La Corte suprema spagnola ha condannato nove dei dodici leader indipendentisti della Catalogna con pene che vanno dai 9 ai 13 anni di carcere per sedizione e appropriazione indebita di fondi pubblici. Queste sentenze sono ben al di sotto di quelle richieste dalla Procura, che aveva richiesto fino a 25 anni di prigione per l'ex vicepresidente regionale Oriol Junqueras. Ma il tribunale non ha ritenuto fondata l’accusa di ribellione. Lo stesso Junqueras è stato condannato a 13 anni di prigione per sedizione. Altri 3 sono stati condannati solo per disobbedienza e non finiranno in carcere. Lo scrivono i media spagnoli e internazionali, fra cui El Pais. Si conclude così il processo, iniziato lo scorso febbraio e conclusosi a giugno, per il loro tentativo di secessione nel 2017, anno in cui è stato celebrato un referendum sull’indipendenza catalana considerato illegale dal governo e dalla magistratura spagnola, seguito dalla dichiarazione unilaterale di indipendenza proclamata da Puigdemont con l’approvazione del Parlamento locale.

Oriol Junqueras e gli altri: chi sono gli indipendentisti condannati

La condanna più grave è dunque stata inflitta all’ex vicepresidente del governo indipendentista catalano Oriol Junqueras, del partito Esquerra Republicana (ERC), di sinistra, condannato a 13 anni di carcere per sedizione, aggravata per la sua carica di vicepresidente, e malversazione. L’ex presidente del Parlamento catalano, Carme Forcadell, è stata condannata a 11 anni e 6 mesi di carcere, mentre Jordi Cuixart e Jordi Sànchez, leader di due organizzazioni indipendentiste della società civile (Òmnium e Assemblea Nazionale Catalana) a 9 anni. Nessuno degli imputati in custodia cautelare è stato condannato a meno di 9 anni di carcere. Carles Puigdemont, ex presidente della Generalitat, ha definito la sentenza "un'aberrazione".

Le conseguenze della decisione della Corte Suprema

Quello concluso a Madrid è stato considerato uno processi più importanti della storia recente di Spagna e potrebbe avere conseguenze rilevanti soprattutto per le eventuali azioni di protesta che potrebbero essere innescate dai gruppi indipendentisti.
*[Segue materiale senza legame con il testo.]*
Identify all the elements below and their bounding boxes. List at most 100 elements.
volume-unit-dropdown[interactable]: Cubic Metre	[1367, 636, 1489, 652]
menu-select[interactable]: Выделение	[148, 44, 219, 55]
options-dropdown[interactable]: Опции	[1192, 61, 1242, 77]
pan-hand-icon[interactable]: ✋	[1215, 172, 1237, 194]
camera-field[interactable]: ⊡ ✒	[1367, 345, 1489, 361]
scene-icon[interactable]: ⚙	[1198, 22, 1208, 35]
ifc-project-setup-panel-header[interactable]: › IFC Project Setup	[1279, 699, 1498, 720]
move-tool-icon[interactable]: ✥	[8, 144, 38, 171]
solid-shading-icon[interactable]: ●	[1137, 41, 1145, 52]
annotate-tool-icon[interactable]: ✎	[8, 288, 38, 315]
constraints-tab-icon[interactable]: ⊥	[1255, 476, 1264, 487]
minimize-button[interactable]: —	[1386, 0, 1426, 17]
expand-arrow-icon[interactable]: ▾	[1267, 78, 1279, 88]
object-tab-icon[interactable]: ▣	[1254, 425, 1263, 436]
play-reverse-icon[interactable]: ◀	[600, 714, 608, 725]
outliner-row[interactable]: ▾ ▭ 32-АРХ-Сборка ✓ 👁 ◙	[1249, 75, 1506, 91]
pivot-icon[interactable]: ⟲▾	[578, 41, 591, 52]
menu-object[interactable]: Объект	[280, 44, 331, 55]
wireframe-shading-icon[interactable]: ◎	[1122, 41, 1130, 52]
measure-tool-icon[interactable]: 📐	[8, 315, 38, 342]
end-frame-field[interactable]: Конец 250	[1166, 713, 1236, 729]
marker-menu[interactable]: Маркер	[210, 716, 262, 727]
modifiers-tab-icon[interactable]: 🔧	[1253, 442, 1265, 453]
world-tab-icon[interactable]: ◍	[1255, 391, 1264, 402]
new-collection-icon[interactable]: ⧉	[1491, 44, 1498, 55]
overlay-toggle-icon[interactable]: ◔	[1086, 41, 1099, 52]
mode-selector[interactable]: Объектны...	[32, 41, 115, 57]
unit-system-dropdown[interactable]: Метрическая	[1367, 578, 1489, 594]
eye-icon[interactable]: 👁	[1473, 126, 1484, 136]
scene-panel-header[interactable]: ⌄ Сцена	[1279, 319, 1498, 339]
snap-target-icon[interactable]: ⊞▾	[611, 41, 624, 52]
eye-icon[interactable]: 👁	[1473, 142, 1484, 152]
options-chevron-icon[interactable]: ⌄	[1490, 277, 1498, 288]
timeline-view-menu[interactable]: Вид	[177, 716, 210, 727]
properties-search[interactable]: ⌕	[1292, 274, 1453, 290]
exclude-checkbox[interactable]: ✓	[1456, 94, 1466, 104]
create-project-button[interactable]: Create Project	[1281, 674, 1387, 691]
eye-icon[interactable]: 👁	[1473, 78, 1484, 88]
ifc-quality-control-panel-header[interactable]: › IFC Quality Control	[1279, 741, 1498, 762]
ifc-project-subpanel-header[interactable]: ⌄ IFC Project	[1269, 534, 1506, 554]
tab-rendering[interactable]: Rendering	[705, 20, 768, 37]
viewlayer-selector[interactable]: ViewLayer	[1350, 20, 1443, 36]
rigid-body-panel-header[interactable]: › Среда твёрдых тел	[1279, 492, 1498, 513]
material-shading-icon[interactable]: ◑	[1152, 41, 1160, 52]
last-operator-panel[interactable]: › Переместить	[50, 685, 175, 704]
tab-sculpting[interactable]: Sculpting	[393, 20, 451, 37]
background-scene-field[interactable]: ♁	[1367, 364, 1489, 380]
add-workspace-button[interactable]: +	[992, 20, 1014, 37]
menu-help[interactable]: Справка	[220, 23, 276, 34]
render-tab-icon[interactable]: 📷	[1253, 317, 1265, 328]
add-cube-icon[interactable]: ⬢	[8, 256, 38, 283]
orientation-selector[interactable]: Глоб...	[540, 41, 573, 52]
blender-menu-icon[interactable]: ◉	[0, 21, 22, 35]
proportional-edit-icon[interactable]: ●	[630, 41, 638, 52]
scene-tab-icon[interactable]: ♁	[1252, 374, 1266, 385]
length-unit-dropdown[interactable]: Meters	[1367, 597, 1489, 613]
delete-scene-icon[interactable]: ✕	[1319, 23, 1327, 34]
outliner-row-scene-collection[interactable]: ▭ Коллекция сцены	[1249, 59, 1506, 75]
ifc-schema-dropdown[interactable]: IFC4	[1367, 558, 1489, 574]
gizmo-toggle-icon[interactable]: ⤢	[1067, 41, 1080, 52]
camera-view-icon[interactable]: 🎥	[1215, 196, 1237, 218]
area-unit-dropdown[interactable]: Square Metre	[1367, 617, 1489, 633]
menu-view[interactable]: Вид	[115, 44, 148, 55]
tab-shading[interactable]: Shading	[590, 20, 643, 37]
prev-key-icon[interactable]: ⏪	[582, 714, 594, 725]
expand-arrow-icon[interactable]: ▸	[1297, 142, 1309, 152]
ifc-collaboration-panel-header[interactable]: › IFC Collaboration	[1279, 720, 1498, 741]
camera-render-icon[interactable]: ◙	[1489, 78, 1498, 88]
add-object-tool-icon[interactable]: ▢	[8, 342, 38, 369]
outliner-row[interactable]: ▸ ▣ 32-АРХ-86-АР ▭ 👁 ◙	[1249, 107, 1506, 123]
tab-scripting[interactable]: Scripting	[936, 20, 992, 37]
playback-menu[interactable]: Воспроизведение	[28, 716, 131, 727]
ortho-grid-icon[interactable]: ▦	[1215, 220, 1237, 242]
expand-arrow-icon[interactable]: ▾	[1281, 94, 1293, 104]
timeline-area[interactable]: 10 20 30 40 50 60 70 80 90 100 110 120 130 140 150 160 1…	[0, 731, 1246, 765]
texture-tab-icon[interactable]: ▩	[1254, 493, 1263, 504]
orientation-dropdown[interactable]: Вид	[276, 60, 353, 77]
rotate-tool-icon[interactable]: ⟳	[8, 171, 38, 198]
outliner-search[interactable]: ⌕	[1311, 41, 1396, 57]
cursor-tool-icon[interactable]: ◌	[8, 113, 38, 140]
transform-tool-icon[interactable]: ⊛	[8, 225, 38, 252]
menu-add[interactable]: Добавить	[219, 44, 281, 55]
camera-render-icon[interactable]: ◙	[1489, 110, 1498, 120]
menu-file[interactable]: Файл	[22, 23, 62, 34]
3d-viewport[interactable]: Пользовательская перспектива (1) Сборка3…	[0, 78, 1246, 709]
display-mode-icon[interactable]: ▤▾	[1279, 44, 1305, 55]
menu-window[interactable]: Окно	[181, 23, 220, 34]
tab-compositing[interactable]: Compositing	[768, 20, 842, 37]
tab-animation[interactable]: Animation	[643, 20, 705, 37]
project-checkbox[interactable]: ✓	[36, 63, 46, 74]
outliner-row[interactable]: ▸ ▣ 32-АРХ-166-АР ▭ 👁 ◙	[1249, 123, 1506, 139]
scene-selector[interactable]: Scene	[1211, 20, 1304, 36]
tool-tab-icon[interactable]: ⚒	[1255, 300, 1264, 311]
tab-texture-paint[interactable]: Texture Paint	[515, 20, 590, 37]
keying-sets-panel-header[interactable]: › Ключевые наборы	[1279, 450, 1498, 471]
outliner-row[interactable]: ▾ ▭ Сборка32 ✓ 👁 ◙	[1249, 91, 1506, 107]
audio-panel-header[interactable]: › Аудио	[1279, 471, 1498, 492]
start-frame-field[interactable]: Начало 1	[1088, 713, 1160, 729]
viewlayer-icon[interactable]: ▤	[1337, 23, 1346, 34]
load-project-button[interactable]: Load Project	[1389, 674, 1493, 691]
La Polizia nazionale e la polizia locale, i Mossos d’Esquadra stanno pertanto presidiando i luoghi più a rischio della Catalogna, come l’aeroporto di Barcellona, la stazione di Girona e il porto di Terragona. Non solo. Di certo, avrà un peso importante nella campagna elettorale che è stata iniziata in tutto il paese iberico in vista delle elezioni anticipate in programma il prossimo 20 novembre.

La squadra del Barcellona: "La prigione non è la soluzione"

Sulla notizia delle condanne inflitte da Madrid ai leader indipendentisti catalani è intervenuta anche la squadra di calcio del Barcellona, tra le cui fila militano alcuni campioni che hanno preso posizione a favore dell'indipendenza della regione dalla Spagna, tra cui in primis il difensore Gerard Piquè. "La pena preventiva non ha aiutato a risolvere il conflitto, non lo farà la pena detentiva inflitta ora, perché la prigione non è la soluzione – scrive il club blaugrana di Messi e compagni in un comunicato -. La risoluzione del conflitto in Catalogna deve provenire esclusivamente dal dialogo politico. La società chiede ai leader politici di condurre un processo di negoziazione che dovrebbe consentire la liberazione di leader civili e politici condannati. Esprimiamo tutto il nostro sostegno e la solidarietà alle famiglie di quanti sono privati della loro libertà".